Japan’s highest mountain, peaking at 3776 m, is Mount Fuji, an active volcano that sits on a triple junction of tectonic activity. Interestingly, it is made up of three different volcanoes. At the base is Komitake, in the middle, Kofuji, and at the top is Mount Fuji. The volcano last erupted in December, 1707.

Mount Fuji is a symbol of Japan. The mountain contributes to Japan’s physical, cultural, and spiritual geography.

Mount Fuji is the tallest mountain in Japan, standing at 3,776 meters (12,380 feet). It is an active volcano, sitting on a “triple junction” of tectonic activity: the Amurian plate (associated with the Eurasian tectonic plate), the Okhotsk plate (associated with the North American plate) and the Filipino plate all converge in the region beneath Mount Fuji. It is only 100 kilometers (62 miles) from Tokyo, Japan’s capital and largest city. In fact, the last time Mount Fuji erupted, in 1707, volcanic ash fell on Tokyo.

Mount Fuji is the single most popular tourist site in Japan, for both Japanese and foreign tourists. More than 200,000 people climb to the summit every year, mostly during the warmer summer months. “Huts” on the route up the mountains cater to climbers, providing refreshments, basic medical supplies, and room to rest.

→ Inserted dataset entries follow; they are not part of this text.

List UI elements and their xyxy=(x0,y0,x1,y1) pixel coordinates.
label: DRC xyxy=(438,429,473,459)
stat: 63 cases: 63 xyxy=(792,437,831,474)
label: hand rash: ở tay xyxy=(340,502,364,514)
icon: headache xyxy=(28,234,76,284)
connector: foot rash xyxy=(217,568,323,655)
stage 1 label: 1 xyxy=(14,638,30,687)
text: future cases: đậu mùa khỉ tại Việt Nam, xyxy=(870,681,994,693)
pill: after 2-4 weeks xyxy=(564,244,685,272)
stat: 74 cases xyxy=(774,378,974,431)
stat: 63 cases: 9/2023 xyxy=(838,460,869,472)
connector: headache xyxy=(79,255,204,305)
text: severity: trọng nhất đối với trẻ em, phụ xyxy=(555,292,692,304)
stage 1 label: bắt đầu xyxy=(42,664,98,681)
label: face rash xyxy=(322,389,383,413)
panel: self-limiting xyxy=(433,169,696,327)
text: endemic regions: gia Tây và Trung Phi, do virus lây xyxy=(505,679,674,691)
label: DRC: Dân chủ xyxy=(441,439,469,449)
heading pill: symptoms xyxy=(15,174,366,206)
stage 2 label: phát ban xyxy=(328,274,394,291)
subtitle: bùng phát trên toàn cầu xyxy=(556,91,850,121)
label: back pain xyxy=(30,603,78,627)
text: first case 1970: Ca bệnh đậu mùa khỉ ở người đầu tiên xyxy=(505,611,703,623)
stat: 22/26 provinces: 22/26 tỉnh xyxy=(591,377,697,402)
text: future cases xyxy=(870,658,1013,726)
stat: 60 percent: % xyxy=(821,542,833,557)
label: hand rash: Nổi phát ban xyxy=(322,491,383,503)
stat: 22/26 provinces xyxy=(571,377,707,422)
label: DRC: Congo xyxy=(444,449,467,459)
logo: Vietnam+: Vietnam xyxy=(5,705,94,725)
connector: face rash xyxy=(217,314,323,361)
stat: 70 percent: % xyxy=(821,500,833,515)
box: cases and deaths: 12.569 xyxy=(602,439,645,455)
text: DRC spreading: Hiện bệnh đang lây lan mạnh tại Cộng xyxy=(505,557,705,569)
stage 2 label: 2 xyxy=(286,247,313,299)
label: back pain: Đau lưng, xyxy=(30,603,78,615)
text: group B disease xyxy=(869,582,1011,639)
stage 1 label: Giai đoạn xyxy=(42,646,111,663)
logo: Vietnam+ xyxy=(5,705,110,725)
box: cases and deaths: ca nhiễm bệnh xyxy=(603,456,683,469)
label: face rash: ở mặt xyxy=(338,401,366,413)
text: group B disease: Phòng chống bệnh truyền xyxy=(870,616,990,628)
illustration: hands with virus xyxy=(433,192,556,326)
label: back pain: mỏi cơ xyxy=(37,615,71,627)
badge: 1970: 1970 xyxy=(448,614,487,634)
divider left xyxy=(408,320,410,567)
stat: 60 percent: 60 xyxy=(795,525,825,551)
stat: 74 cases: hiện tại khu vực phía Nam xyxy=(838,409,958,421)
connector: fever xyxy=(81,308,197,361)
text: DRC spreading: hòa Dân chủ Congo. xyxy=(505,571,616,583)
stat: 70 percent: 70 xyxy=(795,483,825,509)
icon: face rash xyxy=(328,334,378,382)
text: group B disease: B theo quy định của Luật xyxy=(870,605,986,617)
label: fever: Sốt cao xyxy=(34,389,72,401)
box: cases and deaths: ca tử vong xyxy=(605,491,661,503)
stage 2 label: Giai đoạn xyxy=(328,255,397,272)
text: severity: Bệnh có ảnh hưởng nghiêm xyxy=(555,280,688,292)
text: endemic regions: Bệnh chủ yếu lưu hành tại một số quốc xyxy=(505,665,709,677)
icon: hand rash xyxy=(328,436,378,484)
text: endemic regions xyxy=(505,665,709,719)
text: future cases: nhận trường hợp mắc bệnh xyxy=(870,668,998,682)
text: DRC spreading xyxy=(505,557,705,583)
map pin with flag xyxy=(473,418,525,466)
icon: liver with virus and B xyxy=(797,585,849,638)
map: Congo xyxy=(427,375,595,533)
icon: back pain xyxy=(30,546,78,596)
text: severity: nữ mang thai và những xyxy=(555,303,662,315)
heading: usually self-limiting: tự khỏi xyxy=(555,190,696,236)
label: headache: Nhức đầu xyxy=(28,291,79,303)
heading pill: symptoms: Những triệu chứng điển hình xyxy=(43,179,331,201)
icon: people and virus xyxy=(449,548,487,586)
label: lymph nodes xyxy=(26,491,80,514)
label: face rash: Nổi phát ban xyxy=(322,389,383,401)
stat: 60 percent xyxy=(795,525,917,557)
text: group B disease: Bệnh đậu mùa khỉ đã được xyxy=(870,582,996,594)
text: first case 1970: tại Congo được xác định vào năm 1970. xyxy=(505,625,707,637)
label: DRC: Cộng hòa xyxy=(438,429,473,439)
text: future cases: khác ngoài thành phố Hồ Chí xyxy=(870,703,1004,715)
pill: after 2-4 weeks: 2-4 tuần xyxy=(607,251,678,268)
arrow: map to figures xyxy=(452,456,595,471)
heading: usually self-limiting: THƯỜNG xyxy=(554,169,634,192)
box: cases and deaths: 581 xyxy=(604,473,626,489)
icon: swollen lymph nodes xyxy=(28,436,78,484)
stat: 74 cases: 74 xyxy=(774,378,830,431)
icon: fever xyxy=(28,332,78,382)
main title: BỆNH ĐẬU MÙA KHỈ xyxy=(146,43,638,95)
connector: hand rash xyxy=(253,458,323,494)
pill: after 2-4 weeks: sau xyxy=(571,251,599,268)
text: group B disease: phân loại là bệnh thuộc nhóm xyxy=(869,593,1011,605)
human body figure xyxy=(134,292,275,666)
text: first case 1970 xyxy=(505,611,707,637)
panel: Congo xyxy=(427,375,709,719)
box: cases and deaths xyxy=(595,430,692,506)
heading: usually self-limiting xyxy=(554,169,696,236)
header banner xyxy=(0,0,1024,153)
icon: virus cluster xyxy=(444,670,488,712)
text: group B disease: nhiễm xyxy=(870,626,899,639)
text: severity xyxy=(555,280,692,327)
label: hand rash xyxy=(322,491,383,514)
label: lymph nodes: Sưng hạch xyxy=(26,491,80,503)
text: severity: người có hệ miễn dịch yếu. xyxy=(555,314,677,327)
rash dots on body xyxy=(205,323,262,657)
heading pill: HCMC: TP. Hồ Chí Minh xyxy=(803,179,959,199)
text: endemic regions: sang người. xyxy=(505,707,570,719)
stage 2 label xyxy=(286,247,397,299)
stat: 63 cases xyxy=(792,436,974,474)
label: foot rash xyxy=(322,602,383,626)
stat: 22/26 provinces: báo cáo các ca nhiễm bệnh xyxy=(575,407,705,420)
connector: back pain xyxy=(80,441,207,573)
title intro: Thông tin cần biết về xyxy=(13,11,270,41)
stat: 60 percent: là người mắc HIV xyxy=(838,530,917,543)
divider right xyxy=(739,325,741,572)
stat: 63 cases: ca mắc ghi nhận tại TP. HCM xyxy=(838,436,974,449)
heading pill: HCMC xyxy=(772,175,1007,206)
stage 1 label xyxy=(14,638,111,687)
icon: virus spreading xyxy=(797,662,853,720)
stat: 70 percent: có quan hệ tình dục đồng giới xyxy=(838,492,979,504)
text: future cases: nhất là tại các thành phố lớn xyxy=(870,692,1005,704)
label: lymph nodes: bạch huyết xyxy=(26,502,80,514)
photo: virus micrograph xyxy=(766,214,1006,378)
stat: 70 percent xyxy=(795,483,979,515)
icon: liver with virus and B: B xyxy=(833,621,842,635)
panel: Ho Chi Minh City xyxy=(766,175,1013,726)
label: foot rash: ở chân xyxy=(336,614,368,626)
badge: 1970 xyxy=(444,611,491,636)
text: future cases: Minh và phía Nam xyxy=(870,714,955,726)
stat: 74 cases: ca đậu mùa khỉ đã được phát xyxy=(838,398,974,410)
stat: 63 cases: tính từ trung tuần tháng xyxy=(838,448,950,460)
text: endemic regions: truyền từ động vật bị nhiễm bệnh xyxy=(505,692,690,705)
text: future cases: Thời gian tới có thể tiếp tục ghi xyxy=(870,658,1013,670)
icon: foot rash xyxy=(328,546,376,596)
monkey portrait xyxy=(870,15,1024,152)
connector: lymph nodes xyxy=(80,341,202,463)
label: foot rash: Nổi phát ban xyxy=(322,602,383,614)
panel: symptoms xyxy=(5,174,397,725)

Many people start climbing Mount Fuji at night, as better to experience sunrise from the summit—Japan, after all, is nicknamed “the Land of the Rising Sun.” The sunrise from Mount Fuji has a special name, Goraiko.

Mount Fuji has been a sacred site for practicers of Shinto since at least the 7th century. Shinto is the indigenous faith or spirituality of Japan, many Shinto shrines dot the base and ascent of Mount Fuji. Shinto shrines honor kami, the supernatural deities of the Shinto faith. The kami of Mount Fuji is Princess Konohanasakuya, whose symbol is the cherry blossom. Konohanasakuya has an entire series of shrines, called Segen shrines. The main Segen shrines are at the base and summit of Mount Fuji, but there are more than 1,000 across all of Japan.